Everywhere I look, peace is breaking out

Every day we are bombarded by images of horror. Violence and death on a scale that might cause you to ask if there is something fundamentally flawed in our make-up. Somewhere deep down, do we actually desire our own destruction? Well, have a careful look at this graph:

There is an encouraging trend of deaths in conflicts reducing.
There is an encouraging trend of deaths in conflicts reducing.

That is not an error. There has been a marked reduction in deaths from conflict, and the 21st century has been the most peaceful period to date. Indeed, the last two hundred years have been the most peaceful in human history. Yes, the centuries that included World War I, II, the Vietnam War, and the invasion of Iraq and Afghanistan. Those centuries.

To which many will respond with incredulity. For example, you might well point to the genocidal acts in South Sudan to demonstrate the violence inherent in humanity today. However, Joshua Goldstein explains that “if the world feels like a more violent place than it actually is, that’s because there’s more information about wars — not more wars themselves.” Our access to information and the way that information is reported have convinced us that we are losing the fight for peace, whereas the opposite is true.

And this trend is not just noticeable in armed conflicts. Violence in general in our societies has plummeted.  Steven Pinker’s research shows that “Violent deaths of all kinds have declined, from around 500 per 100,000 people per year in prestate societies to around 50 in the Middle Ages, to around six to eight today worldwide, and fewer than one in most of Europe.” For your information, Aotearoa New Zealand’s homicide rate, based on 2013 figures, is 1 per 100,000.

In the midst of all the reporting, the sensationalism, the outrage, the concern, the fear and the anger, the factual reality that we are living in a time of peace seems farcical. But the farce is the attempt to distract us from celebrating that overall, we have been part of creating and living in functional and safe societies. What struck is the latent power if we were to live believing in that peace that is breaking out all around us.

I don’t know about you, but most people that I know have never killed another person, nor permanently physically damaged another person. It was one of my great joys in community work to sit with men and young men who have lived violent lives, to hear their story, and then to say to them that their lifestyles are abnormal and unnecessary. To tell them that most people live a life of comparative peace, and they can too. To point out the obvious to those who can’t see it: we actually live in a peaceful society.

Most social and community services that I know (and I have been extremely guilty of this) act as though they are holding the barbarians back from the door. At any moment, society is about to crumble into a paroxysm of violence and destruction that is only stopped by my talented, but clearly underfunded, efforts. What a grim, grim view I held as a manager of a community service. We did good work; I would have done better work if I had believed in the peace that sat at the centre of each person who came into our service.

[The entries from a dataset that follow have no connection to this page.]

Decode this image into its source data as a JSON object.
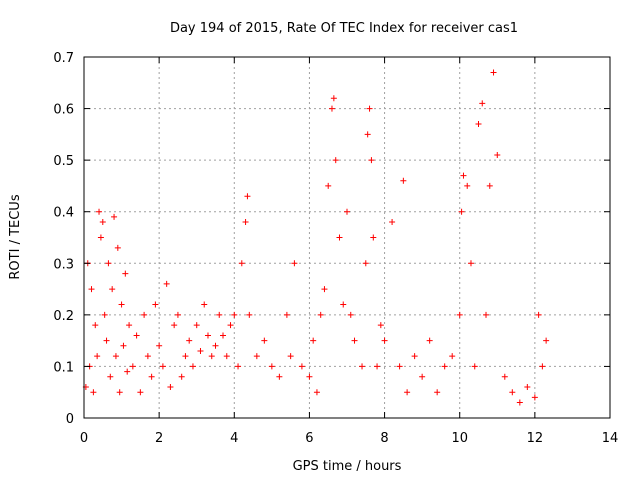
{
  "chart_data": {
    "type": "scatter",
    "title": "Day 194 of 2015, Rate Of TEC Index for receiver cas1",
    "xlabel": "GPS time / hours",
    "ylabel": "ROTI / TECUs",
    "xlim": [
      0,
      14
    ],
    "ylim": [
      0,
      0.7
    ],
    "xticks": [
      0,
      2,
      4,
      6,
      8,
      10,
      12,
      14
    ],
    "yticks": [
      0,
      0.1,
      0.2,
      0.3,
      0.4,
      0.5,
      0.6,
      0.7
    ],
    "grid": true,
    "marker": "plus",
    "series": [
      {
        "name": "ROTI",
        "color": "#ff0000",
        "x": [
          0.05,
          0.1,
          0.15,
          0.2,
          0.25,
          0.3,
          0.35,
          0.4,
          0.45,
          0.5,
          0.55,
          0.6,
          0.65,
          0.7,
          0.75,
          0.8,
          0.85,
          0.9,
          0.95,
          1.0,
          1.05,
          1.1,
          1.15,
          1.2,
          1.3,
          1.4,
          1.5,
          1.6,
          1.7,
          1.8,
          1.9,
          2.0,
          2.1,
          2.2,
          2.3,
          2.4,
          2.5,
          2.6,
          2.7,
          2.8,
          2.9,
          3.0,
          3.1,
          3.2,
          3.3,
          3.4,
          3.5,
          3.6,
          3.7,
          3.8,
          3.9,
          4.0,
          4.1,
          4.2,
          4.3,
          4.35,
          4.4,
          4.6,
          4.8,
          5.0,
          5.2,
          5.4,
          5.5,
          5.6,
          5.8,
          6.0,
          6.1,
          6.2,
          6.3,
          6.4,
          6.5,
          6.6,
          6.65,
          6.7,
          6.8,
          6.9,
          7.0,
          7.1,
          7.2,
          7.4,
          7.5,
          7.55,
          7.6,
          7.65,
          7.7,
          7.8,
          7.9,
          8.0,
          8.2,
          8.4,
          8.5,
          8.6,
          8.8,
          9.0,
          9.2,
          9.4,
          9.6,
          9.8,
          10.0,
          10.05,
          10.1,
          10.2,
          10.3,
          10.4,
          10.5,
          10.6,
          10.7,
          10.8,
          10.9,
          11.0,
          11.2,
          11.4,
          11.6,
          11.8,
          12.0,
          12.1,
          12.2,
          12.3
        ],
        "y": [
          0.06,
          0.3,
          0.1,
          0.25,
          0.05,
          0.18,
          0.12,
          0.4,
          0.35,
          0.38,
          0.2,
          0.15,
          0.3,
          0.08,
          0.25,
          0.39,
          0.12,
          0.33,
          0.05,
          0.22,
          0.14,
          0.28,
          0.09,
          0.18,
          0.1,
          0.16,
          0.05,
          0.2,
          0.12,
          0.08,
          0.22,
          0.14,
          0.1,
          0.26,
          0.06,
          0.18,
          0.2,
          0.08,
          0.12,
          0.15,
          0.1,
          0.18,
          0.13,
          0.22,
          0.16,
          0.12,
          0.14,
          0.2,
          0.16,
          0.12,
          0.18,
          0.2,
          0.1,
          0.3,
          0.38,
          0.43,
          0.2,
          0.12,
          0.15,
          0.1,
          0.08,
          0.2,
          0.12,
          0.3,
          0.1,
          0.08,
          0.15,
          0.05,
          0.2,
          0.25,
          0.45,
          0.6,
          0.62,
          0.5,
          0.35,
          0.22,
          0.4,
          0.2,
          0.15,
          0.1,
          0.3,
          0.55,
          0.6,
          0.5,
          0.35,
          0.1,
          0.18,
          0.15,
          0.38,
          0.1,
          0.46,
          0.05,
          0.12,
          0.08,
          0.15,
          0.05,
          0.1,
          0.12,
          0.2,
          0.4,
          0.47,
          0.45,
          0.3,
          0.1,
          0.57,
          0.61,
          0.2,
          0.45,
          0.67,
          0.51,
          0.08,
          0.05,
          0.03,
          0.06,
          0.04,
          0.2,
          0.1,
          0.15
        ]
      }
    ]
  }
}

All the statistics tell us that peace is possible in our time. But it is doubt in the power of non-violence and peace that will delay peace in our world. Time and again people have said to me that violence is necessary in certain circumstances, that you cannot solve every problem with non-violence, that some people just can’t be reasoned with. It normally ends with Hitler and the Nazis. Non-violence wouldn’t have stopped them.

Actually non-violence did work in this most extreme of circumstances. Within Nazi Germany itself, a remarkable non-violent protest in Rosenstrasse in 1943 by non-Jew spouses of 2,000 Jews taken by the Third Reich, led to their release, and many survived the war. In other countries occupied by the Nazis, non-violent protests were also effective in protecting minorities and Jews from the occupying forces (See Walter Wink’s Engaging the Powers).

Peace is not only possible. Peace is probable in our time. Let’s live like we believe it. Support movements, organisations and groups that promote peace in our society. Whether it is facilitating restorative justice, volunteering for Cool Schools, writing letters for Amnesty International, leading non-violent protests against mining and oil exploration, attending the Waihopai Base protests, not hitting your kids, praying every day for world peace; do something for peace. Not because peace is the underdog, but because peace is the grand movement that will be the mark of our civilisation; and you don’t want to miss out on that.

2 thoughts on “Everywhere I look, peace is breaking out

  1. great post Mr G. I get sick of people going on about the good old days… whilst the media has a lot to answer for it is the transparency of live coverage that protects many many citizens of the world today.

    1. Kia ora Ro, it is telling the lack of coverage any of these global trends actually get. Side issues to the perceived big stories of the day.